Stornoway is de hoofdstad van de Outer Hebriden. Hier leeft zo’n 60% van de bevolking en dat zijn zo’n 7500 inwoners. Nog niet de helft van ons dorp St. Oedenrode; hihi. In Stornoway liggen we vier nachten. We hebben zicht op Lewis Castle en bezoeken uiteraard het landhuis, het museum en haar tuinen. We huren een auto (een Van/ busje is beschikbaar en ook het goedkoopste 🙂 ) en maken een rondrit over Lewis. Eerst naar het uiterste noorden naar de vuurtoren; the Butt of Lewis en het haventje Port Ness. Dan zakken we af langs de westelijke kant, een GPS is hier niet nodig, wel zijn er ruimtes om elkaar te laten passeren 🙂 We stoppen in Loch na Muilne een RSPB Reserve/ vogelreservaat en wandelen er langs de kust. In Gaerrannan Blackhouse Village krijgen we een beeld over de huizen en het leven van voor 1950 en ‘alles’ over turf steken, stoken en roken en het weven van (Harris) Tweed. We nuttigen een late lunch bij de Callanish Standing Stones de grootste en oudste steencirkels van Great Brittain.
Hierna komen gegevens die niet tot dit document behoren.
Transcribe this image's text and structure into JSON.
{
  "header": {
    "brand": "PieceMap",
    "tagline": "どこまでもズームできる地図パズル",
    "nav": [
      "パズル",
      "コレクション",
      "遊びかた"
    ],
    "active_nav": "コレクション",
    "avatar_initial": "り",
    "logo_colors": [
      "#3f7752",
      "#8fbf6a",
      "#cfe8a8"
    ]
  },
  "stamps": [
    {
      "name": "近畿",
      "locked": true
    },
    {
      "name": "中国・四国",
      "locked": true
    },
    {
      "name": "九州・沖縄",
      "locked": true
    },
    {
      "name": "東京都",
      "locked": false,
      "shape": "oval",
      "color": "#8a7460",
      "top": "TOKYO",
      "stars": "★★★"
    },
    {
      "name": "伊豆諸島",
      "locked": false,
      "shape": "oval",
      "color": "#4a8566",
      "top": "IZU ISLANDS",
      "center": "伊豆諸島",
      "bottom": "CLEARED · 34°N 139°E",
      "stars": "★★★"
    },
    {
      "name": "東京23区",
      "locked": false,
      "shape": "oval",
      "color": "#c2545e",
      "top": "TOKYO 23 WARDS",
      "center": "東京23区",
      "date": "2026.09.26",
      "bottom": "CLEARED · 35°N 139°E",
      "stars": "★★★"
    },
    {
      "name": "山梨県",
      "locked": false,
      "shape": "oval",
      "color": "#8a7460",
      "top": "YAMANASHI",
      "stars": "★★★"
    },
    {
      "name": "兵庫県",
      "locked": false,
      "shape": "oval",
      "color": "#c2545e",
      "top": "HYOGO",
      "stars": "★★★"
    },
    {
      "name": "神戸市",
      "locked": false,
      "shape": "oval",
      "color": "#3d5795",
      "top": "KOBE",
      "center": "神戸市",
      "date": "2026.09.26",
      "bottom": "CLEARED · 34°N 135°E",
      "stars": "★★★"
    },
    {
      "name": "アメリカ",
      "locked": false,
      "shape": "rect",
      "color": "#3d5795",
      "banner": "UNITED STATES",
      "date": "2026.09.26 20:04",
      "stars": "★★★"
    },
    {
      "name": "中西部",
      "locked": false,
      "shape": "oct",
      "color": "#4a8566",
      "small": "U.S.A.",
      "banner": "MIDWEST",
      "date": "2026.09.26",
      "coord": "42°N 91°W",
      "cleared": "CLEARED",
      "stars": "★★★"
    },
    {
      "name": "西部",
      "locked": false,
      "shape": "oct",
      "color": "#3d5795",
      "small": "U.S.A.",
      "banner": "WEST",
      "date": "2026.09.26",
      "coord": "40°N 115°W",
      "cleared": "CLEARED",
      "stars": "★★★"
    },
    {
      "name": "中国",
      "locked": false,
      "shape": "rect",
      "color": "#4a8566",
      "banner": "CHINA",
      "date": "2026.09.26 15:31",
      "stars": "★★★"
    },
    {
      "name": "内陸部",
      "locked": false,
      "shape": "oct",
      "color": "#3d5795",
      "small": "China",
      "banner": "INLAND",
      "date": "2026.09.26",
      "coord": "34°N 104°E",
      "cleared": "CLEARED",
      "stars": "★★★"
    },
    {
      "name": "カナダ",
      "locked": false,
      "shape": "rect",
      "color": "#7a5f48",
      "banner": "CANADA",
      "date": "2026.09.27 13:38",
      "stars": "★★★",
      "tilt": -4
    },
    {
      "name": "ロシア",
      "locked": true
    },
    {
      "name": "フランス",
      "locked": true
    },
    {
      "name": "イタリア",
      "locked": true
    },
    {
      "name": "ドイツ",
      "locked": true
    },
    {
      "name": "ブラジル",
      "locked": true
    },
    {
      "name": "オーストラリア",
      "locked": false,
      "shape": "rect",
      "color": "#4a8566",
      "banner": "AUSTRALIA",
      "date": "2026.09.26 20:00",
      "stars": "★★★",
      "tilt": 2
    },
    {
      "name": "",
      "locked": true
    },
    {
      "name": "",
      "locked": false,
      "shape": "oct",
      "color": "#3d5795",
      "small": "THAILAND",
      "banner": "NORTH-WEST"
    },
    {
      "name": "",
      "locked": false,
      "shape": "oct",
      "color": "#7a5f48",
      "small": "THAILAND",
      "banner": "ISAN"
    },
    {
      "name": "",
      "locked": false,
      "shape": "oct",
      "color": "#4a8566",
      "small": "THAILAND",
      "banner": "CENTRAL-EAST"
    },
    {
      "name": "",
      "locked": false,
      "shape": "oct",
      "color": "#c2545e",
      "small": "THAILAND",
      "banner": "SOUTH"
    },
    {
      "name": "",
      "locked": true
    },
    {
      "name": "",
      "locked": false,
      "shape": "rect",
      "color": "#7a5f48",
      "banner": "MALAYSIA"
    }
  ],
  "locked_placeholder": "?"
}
Voor we de auto inleveren vullen we de Minor af met bulk boodschappen; water wijn, 0% bier, koekjes, zoutjes enz. Het is hier real Scottish weather aldus mijn kapster: 14-15 graden, zwaarbewolkt en veel regen/buien, We moeten ook echt naar het HebCelt Festival 2018 aldus haar en velen anderen. Dit internationale muziek- en dansfestival start do 19 juli en duurt t/m zo. Het is op het terrein van Lewis Castle en er zijn speciale tenten voor opgezet. Vorig jaar hadden ze zo’n 16.000 bezoekers. We geloven het wel; we horen het vanuit de boot en zetten thuis een filmpje op i.p.v. de nacht door te halen met Keltische muziek. Na het foerageren van verse etenswaren, water en diesel zeggen we de Outer Hebriden gedag. Een bijzonder en mooi ruig gebied. We steken weer over naar het vasteland van West Schotland.